Hairs block the intense sun and the UV rays in all those hairy succulents we love (below top)! They slow the effect of the
wind like in Globemallow (below center) or reflect sunlight and break up the wind like in Sagebrush (below bottom). They can
even direct raindrops to roll off the tip of a leaf. (common in tropical rain forests).
Glandular Trichomes – not the same type of glands your grand aunt referred to when complaining about her weight !
These types of trichomes are known to secrete various substances including water, nectar, resins, mucilage, salt, oils,
poisons, irritants, and terpens among others. Glandular trichomes not only vary in the type of substances they secrete, but
also with regards to the mode through which they use these secretions.
The stinging hairs and glandular hairs on Urtica dioica (stinging nettle) is a good example. The hairs have basal bulb that
gives rise to a protruding stiff and slender structure which will break off and penetrate the skin. They secrete a poison that
can burn or irritate.
Marijuana – apparently a very popular plant nowadays – has hairs that function as a defense mechanism. When female
cannabis plants begin to produce flowers they become vulnerable to various insects and animals as well as harmful UV
rays. The hairs are a deterrent for animals because their bitter taste and strong aromas render cannabis flowers
unpalatable. At the same time, they protect the plants from UV rays, damaging winds, and even fungal growth.
One group of trichomes secrete a type of mucilage (think slimy Aloe) that serves to trap insects when they come in contact
with the plant leaves. Mucilage also helps prevent excessive water loss from the leaves. This happens in apples and
sorghum where the unicellular hairs secrete droplets, ensuring the plant does not dry out.
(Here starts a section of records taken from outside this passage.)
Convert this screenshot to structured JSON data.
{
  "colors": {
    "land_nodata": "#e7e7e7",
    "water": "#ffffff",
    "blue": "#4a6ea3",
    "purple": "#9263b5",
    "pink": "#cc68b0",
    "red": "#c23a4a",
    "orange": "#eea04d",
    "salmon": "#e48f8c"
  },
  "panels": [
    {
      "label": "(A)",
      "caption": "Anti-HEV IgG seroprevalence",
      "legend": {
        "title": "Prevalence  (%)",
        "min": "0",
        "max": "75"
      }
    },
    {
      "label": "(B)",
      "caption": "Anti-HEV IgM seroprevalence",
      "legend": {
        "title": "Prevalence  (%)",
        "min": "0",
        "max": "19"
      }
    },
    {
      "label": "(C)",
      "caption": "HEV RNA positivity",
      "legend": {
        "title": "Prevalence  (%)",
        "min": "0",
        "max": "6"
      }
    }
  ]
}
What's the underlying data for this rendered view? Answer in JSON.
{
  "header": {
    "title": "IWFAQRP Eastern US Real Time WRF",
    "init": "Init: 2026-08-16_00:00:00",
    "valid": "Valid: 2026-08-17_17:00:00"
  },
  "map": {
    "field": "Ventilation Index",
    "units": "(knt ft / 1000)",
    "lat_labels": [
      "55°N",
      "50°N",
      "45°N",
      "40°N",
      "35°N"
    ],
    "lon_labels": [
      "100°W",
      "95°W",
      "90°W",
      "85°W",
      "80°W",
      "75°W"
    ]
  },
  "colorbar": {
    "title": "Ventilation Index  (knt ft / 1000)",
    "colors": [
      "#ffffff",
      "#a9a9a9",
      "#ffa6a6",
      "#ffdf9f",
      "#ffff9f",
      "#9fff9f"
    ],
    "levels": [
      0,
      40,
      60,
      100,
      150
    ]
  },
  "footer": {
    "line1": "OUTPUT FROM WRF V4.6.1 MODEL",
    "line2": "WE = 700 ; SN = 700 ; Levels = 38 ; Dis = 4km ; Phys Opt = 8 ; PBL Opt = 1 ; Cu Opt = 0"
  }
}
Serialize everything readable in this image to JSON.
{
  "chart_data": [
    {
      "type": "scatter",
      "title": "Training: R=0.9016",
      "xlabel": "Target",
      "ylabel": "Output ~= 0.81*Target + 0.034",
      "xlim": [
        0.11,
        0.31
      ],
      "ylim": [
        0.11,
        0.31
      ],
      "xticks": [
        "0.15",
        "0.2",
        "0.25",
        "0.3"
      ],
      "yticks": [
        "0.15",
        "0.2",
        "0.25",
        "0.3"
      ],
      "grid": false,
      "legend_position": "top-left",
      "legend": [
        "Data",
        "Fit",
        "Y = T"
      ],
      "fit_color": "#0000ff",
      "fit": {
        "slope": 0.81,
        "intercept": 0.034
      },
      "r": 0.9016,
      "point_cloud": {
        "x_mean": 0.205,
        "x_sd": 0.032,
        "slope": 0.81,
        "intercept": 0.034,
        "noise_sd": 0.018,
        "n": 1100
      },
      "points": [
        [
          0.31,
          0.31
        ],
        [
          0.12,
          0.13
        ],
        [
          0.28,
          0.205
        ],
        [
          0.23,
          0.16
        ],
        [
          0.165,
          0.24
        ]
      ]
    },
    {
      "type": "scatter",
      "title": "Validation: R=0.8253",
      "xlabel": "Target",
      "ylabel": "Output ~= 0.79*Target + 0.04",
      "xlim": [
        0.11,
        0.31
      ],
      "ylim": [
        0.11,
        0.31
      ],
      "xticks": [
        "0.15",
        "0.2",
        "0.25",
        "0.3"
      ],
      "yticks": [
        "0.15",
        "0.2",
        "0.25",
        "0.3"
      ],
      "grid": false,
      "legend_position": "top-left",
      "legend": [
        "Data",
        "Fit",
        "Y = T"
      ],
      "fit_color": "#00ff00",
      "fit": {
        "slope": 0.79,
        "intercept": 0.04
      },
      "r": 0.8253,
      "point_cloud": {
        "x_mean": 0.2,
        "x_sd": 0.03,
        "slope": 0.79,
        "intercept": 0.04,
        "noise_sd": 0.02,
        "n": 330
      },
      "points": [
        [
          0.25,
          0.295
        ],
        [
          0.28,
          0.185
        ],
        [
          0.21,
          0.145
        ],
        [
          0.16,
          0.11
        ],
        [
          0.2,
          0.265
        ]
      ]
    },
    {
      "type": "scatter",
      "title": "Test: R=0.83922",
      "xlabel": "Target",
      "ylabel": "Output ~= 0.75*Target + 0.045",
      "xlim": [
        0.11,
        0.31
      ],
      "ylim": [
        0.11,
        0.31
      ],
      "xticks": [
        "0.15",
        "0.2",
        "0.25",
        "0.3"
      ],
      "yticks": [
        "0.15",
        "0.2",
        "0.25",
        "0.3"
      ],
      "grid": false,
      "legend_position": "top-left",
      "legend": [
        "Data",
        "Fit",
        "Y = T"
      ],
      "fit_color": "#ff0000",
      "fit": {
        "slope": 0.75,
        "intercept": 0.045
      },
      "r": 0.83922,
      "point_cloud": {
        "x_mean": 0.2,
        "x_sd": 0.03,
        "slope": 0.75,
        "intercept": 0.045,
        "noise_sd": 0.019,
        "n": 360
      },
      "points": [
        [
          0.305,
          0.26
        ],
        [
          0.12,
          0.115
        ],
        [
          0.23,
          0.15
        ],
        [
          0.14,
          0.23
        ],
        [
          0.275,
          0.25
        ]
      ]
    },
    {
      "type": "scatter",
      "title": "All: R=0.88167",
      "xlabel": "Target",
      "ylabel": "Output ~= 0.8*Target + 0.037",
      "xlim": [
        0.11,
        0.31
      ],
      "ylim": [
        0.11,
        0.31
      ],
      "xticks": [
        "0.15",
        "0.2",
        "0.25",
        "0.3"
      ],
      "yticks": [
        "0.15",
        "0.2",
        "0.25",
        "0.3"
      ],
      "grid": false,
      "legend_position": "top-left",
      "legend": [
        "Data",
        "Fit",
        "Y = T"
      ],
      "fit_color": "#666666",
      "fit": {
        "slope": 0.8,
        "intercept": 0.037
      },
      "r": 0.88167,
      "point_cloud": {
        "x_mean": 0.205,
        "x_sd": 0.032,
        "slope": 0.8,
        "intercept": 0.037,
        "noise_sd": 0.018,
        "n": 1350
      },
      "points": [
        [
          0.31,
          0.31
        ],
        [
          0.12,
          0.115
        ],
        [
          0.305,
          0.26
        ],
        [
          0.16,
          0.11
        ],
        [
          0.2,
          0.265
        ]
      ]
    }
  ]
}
Carnivorous plant leaves like in sundew (below left) forms trichomes with digestive glands at its tip used to eat insects!,
dock and sorrel excrete water, basil (below right) secretes a fragrant oil, brackish or salt water mangrove plants (below
center) excrete excess salt as crystals, and the oils from Cymbopogon hairs (lemongrass) repel insects.
So go seek out some hairy plants and try to figure out why they are that way! You may find the answer most revealing!